Futebol sem marketing, hinos, novas ideias e esclarecimentos

Futebol sem marketing, hinos, novas ideias e esclarecimentos

CONTRA-GOLPE - Um artigo de opinião de João Araújo.

Morreu Jô Soares, esse nome grande, referência do humor aquém e além mar, e logo Marcelo Rebelo de Sousa lamenta o desaparecimento, como se do "carimbo" da comunicação presidencial dependesse a exata dimensão do acontecimento; a PSP emite um comunicado a lembrar que há 244 indivíduos impedidos de aceder a recintos desportivos e que prestará particular atenção às medidas de interdição, ao mesmo tempo que garante o "empenhamento dos polícias nos 238 jogos da I Liga", e sentimo-nos seguros porque, através dessa comunicação, os agentes da lei e da ordem garantem cumprir o trabalho deles. E pensamos como, mais até do que ser ou parecer, tudo se resume a comunicação. Ou assim aparenta.

A Liga anuncia a criação de um hino, os representantes de classe do futebol profissional clamam por mais tempo útil de jogo, há novas recomendações na arbitragem. Menos tolerância, mais ação, é a palavra de ordem para os árbitros, supostamente investidos de novos poderes (e de reciclada qualidade/capacidade?) e isso faz temer pela criteriosa utilização dos mesmos. No inconsciente forma-se, voltando à polícia, a imagem do agente de shotgun apontada a adeptos no estádio de Guimarães...

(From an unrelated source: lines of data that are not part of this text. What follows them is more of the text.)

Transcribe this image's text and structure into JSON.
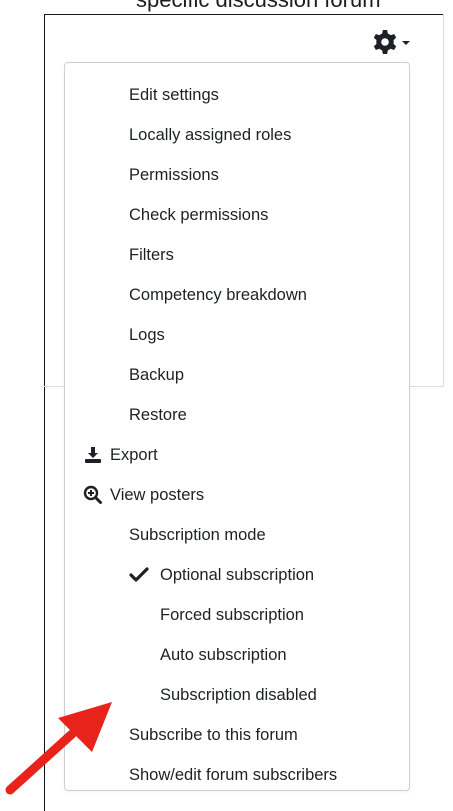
{
  "caption": {
    "text": "specific discussion forum"
  },
  "gear": {
    "icon": "gear-icon",
    "caret_icon": "caret-down-icon"
  },
  "menu": {
    "items": [
      {
        "label": "Edit settings"
      },
      {
        "label": "Locally assigned roles"
      },
      {
        "label": "Permissions"
      },
      {
        "label": "Check permissions"
      },
      {
        "label": "Filters"
      },
      {
        "label": "Competency breakdown"
      },
      {
        "label": "Logs"
      },
      {
        "label": "Backup"
      },
      {
        "label": "Restore"
      },
      {
        "label": "Export",
        "icon": "download-icon"
      },
      {
        "label": "View posters",
        "icon": "zoom-in-icon"
      },
      {
        "label": "Subscription mode"
      },
      {
        "label": "Optional subscription",
        "icon": "checkmark-icon",
        "selected": true
      },
      {
        "label": "Forced subscription"
      },
      {
        "label": "Auto subscription"
      },
      {
        "label": "Subscription disabled"
      },
      {
        "label": "Subscribe to this forum"
      },
      {
        "label": "Show/edit forum subscribers"
      }
    ]
  },
  "annotation": {
    "arrow_color": "#e8231c",
    "arrow_icon": "red-arrow-icon"
  },
  "colors": {
    "text": "#1d2125",
    "menu_border": "#cfcfcf",
    "arrow": "#e8231c"
  }
}
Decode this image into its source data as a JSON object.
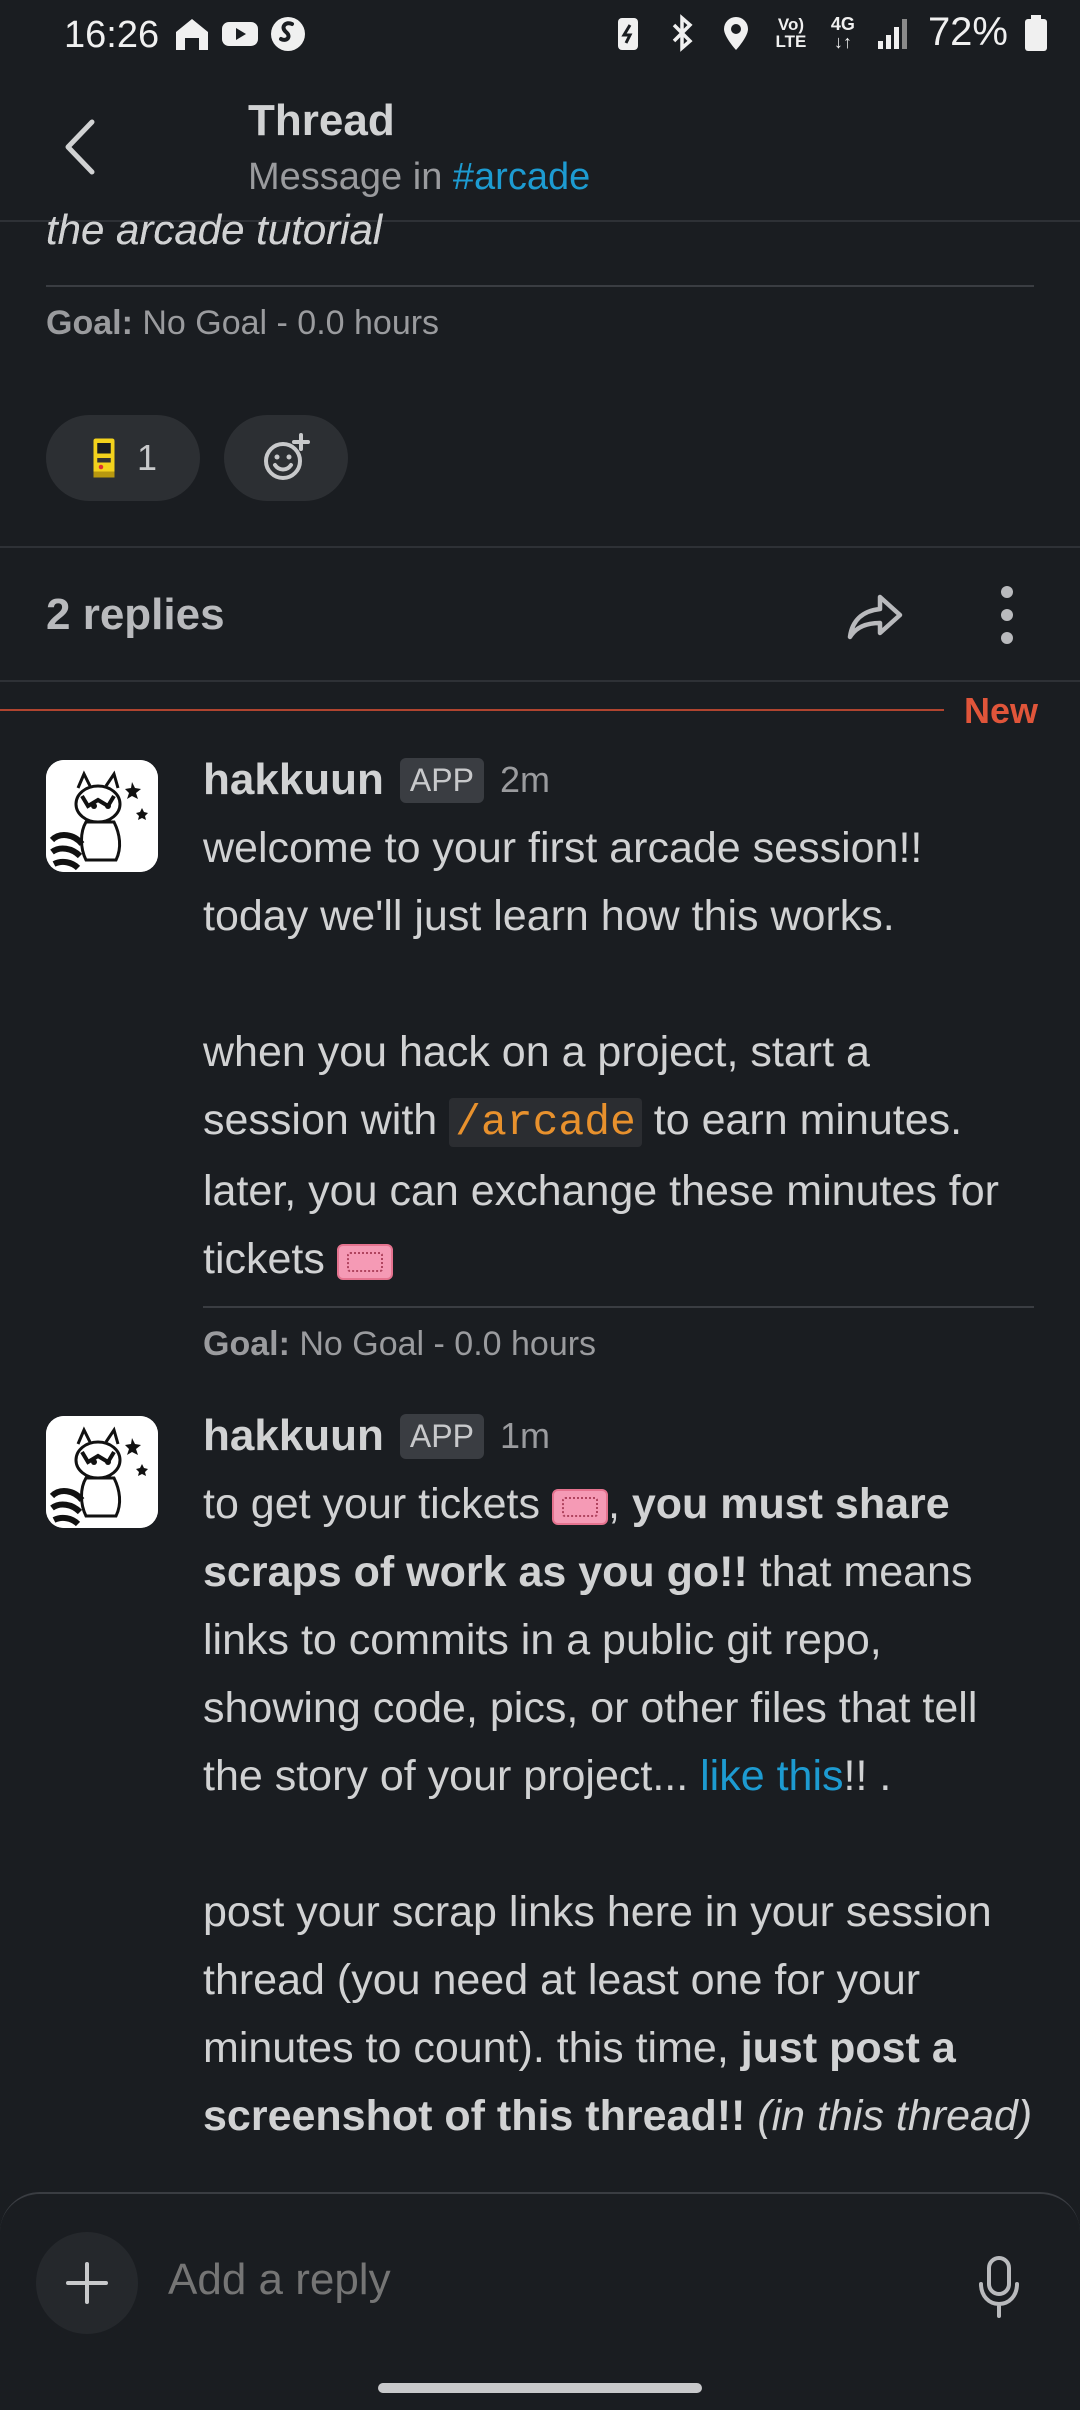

Tudo em nome do espetáculo - dizem-nos -, estas novas iniciativas e medidas. Espetáculo? Holofotes coloridos, confetis e árbitros com comichão no dedo do gatilho da shotgun apontada aos bancos? Hinos, marketing, promessas de ideias refrescantes e capazes de captar novos adeptos para o negócio, perdão, para o jogo? Espetáculo? Espetáculo é ganhar, diria um treinador, preocupado em fazer tudo para cumprir o que é exigido a ele e aos jogadores, o objetivo último de qualquer jogo, a única coisa que interessa. Ganhar, lutar por isso! Mesmo que se perca ou empate.

Faulkner diz-nos que o passado nunca passa realmente, é uma dimensão do presente, ou seja, o que vivemos antes está naquilo que fazemos e decidimos a cada momento. Ao futebol talvez fizesse bem não esquecer a essência do seu espetáculo, que não é a parafernália, nem cosmética, nem medidas que confundem em vez de esclarecer (porque há coisas impossíveis de pôr nas leis, como o entendimento do jogo), mas sim querer ganhar e os adeptos desfrutarem com isso. Arrancou ontem a Premier League inglesa e o empate do recém-promovido Fulham com o vice-campeão Liverpool traz-nos à memória essa frase batida, querer ganhar e oferecer o verdadeiro espetáculo aos adeptos.

Quem sabe não será precisa tanta criatividade e tempo de antena a tentar captar novos nichos de mercado, perdão, adeptos e a tentar desbravar futuros imaginados para o futebol a partir dos interesses dos clubes e demais "partners" e "stakeholders". O futebol chegou até aqui como desporto-rei porque sempre foi o jogo mais simples do mundo. Talvez tudo se resuma a entender e respeitar a sua essência, o adepto e suas expectativas.